Addressing the plaintiffs’ bad faith claims, the Court stated that, under New Jersey law, in the case of a delay rather than an outright rejection, “[b]ad faith is established by showing that no valid reasons existed to delay processing the claim and the insurance company knew or recklessly disregarded the fact that no valid reason ssupported the delay…” Judge Vanaskie compared the instant case to others from the New Jersey Supreme Court, reasoning that a delay due to restructuring was analogous to delays caused by a company-wide computer crash. The Court held that, although the delays may be found to constitute negligence, they were not sufficient to show any bad faith by the insurer. The Third Circuit vacated the District Court’s judgment that the insurer’s actions were not negligent, but affirmed the lower court’s decision regarding bad faith.

Date of Decision: June 17, 2014

Granelli v. Chicago Title Insurance Company, 2014 U.S. App. LEXIS 11235 No. 13-1024 (3d Cir. N.J. June 17, 2014) (Vanaskie, J.)

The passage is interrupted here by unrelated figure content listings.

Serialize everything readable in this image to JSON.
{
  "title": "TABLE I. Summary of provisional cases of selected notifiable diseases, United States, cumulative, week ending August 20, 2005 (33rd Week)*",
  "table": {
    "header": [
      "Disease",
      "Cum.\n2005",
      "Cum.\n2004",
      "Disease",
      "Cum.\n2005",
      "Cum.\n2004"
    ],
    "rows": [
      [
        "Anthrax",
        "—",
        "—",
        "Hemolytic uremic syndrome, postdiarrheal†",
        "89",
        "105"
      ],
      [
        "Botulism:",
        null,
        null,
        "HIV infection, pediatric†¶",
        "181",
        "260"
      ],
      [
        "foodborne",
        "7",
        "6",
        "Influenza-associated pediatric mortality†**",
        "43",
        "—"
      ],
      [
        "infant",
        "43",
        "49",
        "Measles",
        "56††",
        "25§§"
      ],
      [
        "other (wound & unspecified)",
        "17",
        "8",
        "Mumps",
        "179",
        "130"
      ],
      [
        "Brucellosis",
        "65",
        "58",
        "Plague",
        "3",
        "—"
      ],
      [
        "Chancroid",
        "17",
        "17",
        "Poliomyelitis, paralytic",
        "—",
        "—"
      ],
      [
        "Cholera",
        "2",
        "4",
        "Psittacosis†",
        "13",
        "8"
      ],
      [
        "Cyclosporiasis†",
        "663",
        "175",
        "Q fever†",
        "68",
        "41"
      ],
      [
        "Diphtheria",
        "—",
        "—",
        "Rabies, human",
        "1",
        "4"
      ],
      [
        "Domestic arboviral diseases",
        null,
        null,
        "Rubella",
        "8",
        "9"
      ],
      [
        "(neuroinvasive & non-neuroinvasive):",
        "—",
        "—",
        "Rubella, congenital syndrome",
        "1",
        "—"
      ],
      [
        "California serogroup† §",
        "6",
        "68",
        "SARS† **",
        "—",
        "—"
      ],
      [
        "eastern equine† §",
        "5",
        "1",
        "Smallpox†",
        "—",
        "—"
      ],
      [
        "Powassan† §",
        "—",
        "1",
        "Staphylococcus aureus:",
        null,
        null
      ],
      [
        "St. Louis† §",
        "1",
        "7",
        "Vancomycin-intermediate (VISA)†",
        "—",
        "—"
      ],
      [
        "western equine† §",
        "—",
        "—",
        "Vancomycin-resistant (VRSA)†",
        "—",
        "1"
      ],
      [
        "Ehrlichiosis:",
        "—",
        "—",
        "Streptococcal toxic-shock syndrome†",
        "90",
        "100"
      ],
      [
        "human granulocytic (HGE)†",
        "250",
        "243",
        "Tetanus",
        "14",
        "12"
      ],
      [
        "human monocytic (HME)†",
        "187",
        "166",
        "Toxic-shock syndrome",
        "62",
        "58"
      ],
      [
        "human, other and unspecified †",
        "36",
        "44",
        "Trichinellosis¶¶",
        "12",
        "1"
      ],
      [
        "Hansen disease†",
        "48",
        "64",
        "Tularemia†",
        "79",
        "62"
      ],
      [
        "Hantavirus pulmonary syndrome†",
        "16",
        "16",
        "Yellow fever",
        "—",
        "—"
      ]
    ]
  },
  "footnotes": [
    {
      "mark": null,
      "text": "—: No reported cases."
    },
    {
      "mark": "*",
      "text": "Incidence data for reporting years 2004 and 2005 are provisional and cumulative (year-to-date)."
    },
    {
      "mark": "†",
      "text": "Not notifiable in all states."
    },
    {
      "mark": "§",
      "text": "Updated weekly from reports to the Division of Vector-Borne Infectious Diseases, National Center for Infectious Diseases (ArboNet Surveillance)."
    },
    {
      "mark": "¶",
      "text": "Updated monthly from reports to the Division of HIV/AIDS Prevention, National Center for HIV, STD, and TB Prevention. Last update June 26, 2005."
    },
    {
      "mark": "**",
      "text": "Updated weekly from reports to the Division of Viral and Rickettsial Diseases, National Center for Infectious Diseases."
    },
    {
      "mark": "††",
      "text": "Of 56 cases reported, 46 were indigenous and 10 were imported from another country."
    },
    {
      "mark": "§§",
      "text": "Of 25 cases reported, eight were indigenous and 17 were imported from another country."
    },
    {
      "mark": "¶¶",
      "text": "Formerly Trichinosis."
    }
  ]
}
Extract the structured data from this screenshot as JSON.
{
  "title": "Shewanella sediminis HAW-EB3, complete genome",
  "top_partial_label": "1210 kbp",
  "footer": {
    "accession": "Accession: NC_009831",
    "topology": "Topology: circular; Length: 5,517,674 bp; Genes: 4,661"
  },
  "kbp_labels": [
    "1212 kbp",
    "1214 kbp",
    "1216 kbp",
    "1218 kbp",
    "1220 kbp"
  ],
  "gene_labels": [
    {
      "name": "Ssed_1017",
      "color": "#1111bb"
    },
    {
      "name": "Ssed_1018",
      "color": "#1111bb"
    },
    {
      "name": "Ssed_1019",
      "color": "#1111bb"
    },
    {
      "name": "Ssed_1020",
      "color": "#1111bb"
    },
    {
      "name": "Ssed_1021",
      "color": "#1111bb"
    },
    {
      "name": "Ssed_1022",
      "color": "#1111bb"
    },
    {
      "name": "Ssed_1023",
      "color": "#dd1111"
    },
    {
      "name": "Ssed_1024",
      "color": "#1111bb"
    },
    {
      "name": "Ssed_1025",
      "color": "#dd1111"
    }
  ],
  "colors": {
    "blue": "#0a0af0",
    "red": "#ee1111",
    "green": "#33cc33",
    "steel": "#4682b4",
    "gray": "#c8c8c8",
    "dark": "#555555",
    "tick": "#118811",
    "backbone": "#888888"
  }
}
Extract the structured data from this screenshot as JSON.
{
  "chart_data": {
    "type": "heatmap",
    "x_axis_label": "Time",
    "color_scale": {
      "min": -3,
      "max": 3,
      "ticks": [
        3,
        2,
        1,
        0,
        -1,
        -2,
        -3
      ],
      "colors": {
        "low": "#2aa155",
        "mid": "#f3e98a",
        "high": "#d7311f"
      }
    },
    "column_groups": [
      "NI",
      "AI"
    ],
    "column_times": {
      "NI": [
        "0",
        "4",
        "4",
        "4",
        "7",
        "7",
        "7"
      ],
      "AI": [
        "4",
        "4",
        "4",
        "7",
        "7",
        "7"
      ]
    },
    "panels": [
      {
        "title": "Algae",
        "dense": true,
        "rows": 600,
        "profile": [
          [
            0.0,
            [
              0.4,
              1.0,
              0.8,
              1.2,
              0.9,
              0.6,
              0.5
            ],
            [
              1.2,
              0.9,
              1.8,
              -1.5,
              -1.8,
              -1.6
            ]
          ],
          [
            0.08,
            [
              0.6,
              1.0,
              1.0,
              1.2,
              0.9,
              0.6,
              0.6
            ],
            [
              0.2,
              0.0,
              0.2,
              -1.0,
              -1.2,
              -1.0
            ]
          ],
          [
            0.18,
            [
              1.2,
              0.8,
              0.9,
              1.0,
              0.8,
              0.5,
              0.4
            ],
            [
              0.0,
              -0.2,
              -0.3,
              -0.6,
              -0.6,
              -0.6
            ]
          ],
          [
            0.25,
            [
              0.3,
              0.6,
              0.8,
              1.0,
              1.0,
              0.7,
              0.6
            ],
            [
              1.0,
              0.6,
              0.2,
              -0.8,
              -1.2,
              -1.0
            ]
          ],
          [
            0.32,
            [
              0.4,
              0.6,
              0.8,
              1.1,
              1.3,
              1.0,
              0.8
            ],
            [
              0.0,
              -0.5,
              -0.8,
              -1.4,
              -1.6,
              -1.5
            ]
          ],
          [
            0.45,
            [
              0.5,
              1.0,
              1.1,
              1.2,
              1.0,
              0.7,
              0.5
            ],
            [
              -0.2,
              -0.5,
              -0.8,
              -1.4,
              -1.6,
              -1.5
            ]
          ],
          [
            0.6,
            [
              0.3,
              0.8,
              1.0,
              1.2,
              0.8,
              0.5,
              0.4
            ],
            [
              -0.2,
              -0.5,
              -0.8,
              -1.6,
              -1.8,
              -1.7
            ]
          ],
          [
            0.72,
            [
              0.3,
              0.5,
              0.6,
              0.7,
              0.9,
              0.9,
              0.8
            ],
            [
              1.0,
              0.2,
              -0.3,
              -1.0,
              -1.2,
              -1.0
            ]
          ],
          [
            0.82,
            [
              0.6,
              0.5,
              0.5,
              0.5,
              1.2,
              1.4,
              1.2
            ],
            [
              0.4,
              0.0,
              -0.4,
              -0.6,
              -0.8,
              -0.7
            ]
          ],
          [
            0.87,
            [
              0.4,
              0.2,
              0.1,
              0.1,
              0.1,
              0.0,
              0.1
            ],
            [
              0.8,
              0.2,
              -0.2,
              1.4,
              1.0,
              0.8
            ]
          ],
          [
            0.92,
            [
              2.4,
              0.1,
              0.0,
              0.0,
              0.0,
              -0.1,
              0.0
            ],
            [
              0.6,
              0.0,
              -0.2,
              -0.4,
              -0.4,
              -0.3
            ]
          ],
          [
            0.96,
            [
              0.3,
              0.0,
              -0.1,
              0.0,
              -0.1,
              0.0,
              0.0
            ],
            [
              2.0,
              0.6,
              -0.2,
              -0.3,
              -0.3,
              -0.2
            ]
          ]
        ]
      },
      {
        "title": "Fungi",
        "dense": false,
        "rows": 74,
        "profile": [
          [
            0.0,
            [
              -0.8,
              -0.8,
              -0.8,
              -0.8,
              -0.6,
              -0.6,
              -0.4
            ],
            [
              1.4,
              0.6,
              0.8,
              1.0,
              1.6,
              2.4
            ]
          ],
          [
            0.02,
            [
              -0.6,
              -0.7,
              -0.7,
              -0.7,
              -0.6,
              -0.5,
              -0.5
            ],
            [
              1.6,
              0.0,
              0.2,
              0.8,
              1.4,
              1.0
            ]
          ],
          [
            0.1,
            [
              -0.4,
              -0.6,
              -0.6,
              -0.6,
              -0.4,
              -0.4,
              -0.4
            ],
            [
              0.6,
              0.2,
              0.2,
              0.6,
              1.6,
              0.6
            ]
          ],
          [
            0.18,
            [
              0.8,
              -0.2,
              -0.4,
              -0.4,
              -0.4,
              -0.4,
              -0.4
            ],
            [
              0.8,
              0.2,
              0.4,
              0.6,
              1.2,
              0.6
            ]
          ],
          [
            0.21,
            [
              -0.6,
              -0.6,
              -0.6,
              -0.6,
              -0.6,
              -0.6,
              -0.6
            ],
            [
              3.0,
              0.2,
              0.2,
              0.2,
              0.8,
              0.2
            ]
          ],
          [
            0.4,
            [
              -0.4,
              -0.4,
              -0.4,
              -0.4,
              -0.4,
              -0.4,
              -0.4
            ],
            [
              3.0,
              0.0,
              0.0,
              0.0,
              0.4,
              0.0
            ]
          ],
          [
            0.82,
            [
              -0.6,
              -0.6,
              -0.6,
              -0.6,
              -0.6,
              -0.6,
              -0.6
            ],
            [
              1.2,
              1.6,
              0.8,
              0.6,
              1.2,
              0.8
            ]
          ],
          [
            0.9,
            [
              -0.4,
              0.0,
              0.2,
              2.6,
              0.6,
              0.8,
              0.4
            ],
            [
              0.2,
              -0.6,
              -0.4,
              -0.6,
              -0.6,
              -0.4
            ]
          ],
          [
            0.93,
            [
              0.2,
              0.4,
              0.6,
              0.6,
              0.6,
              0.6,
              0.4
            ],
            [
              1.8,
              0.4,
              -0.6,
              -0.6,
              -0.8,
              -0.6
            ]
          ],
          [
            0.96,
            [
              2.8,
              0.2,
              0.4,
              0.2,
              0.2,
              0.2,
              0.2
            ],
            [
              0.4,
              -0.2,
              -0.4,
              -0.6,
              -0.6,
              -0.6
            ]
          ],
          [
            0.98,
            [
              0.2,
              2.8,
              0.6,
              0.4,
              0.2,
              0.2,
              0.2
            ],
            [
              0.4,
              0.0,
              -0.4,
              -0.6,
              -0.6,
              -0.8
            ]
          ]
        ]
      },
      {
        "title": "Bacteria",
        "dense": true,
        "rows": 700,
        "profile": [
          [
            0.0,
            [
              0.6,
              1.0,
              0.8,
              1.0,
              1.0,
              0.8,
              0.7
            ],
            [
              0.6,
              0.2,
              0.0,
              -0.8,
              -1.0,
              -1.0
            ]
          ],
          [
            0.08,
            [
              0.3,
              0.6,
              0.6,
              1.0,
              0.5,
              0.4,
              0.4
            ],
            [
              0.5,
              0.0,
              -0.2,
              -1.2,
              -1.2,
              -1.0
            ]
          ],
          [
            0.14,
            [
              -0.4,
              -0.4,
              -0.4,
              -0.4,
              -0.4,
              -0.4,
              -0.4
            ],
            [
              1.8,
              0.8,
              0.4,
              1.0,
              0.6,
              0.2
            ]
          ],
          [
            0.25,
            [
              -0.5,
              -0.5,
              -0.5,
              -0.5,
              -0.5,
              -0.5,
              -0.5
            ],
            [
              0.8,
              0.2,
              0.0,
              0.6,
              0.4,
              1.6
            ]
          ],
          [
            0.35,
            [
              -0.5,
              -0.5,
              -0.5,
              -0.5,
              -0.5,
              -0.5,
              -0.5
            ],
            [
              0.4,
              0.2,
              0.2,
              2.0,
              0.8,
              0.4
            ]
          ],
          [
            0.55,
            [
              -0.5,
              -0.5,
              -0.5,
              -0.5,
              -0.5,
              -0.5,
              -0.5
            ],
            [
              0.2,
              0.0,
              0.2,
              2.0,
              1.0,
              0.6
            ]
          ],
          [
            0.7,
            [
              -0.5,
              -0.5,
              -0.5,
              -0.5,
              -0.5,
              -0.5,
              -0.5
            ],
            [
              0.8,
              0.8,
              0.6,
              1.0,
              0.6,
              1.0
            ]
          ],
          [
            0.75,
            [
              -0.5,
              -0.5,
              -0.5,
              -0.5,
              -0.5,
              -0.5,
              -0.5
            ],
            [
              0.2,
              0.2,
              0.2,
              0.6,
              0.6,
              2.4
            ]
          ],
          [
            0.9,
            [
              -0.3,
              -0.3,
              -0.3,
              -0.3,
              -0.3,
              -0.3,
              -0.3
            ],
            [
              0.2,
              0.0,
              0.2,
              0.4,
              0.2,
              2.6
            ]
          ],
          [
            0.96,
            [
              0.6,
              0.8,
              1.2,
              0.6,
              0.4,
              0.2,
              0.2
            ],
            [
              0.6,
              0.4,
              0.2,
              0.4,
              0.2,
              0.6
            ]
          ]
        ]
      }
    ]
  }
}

JULY 2014 BAD FAITH CASES: MERE REFUSAL TO PAY A CLAIM CAN NOT CREATE A BAD FAITH CAUSE OF ACTION UNDER THE UTPCPL (Philadelphia Federal)

In Post v. Liberty Mutual Group addressing Pennsylvania’s Unfair Trade Practices and Consumer Protection Law (“UTPCPL”) in the context of a claim against an insurer by its insured, the court observed that the “UTPCPL does not provide a cause of action for bad faith conduct based solely upon an insurance company’s refusal to pay a claim,” and that the “only provision of the UTPCPL that deals specifically with contractual obligations is section 201-2(4)(xiv), which prohibits ‘[f]ailing to comply with the terms of any written guarantee or warranty given to the buyer at, prior to or after a contract for the purchase of goods or services is made.’” However, under Pennsylvania law, it is only malfeasance, the improper performance of a contractual obligation, which raises a UTPCPL. By contrast, an insurer’s mere refusal to pay a claim, which constitutes nonfeasance, is considered the failure to perform a contractual duty, and is not actionable.

Date of Decision: June 17, 2014

Post v. Liberty Mut. Group, CIVIL ACTION NO.: 2:14-CV-238-CDJ,2014 U.S. Dist. LEXIS 83373 (E.D. Pa. June 17, 2014) (Jones, II, J.)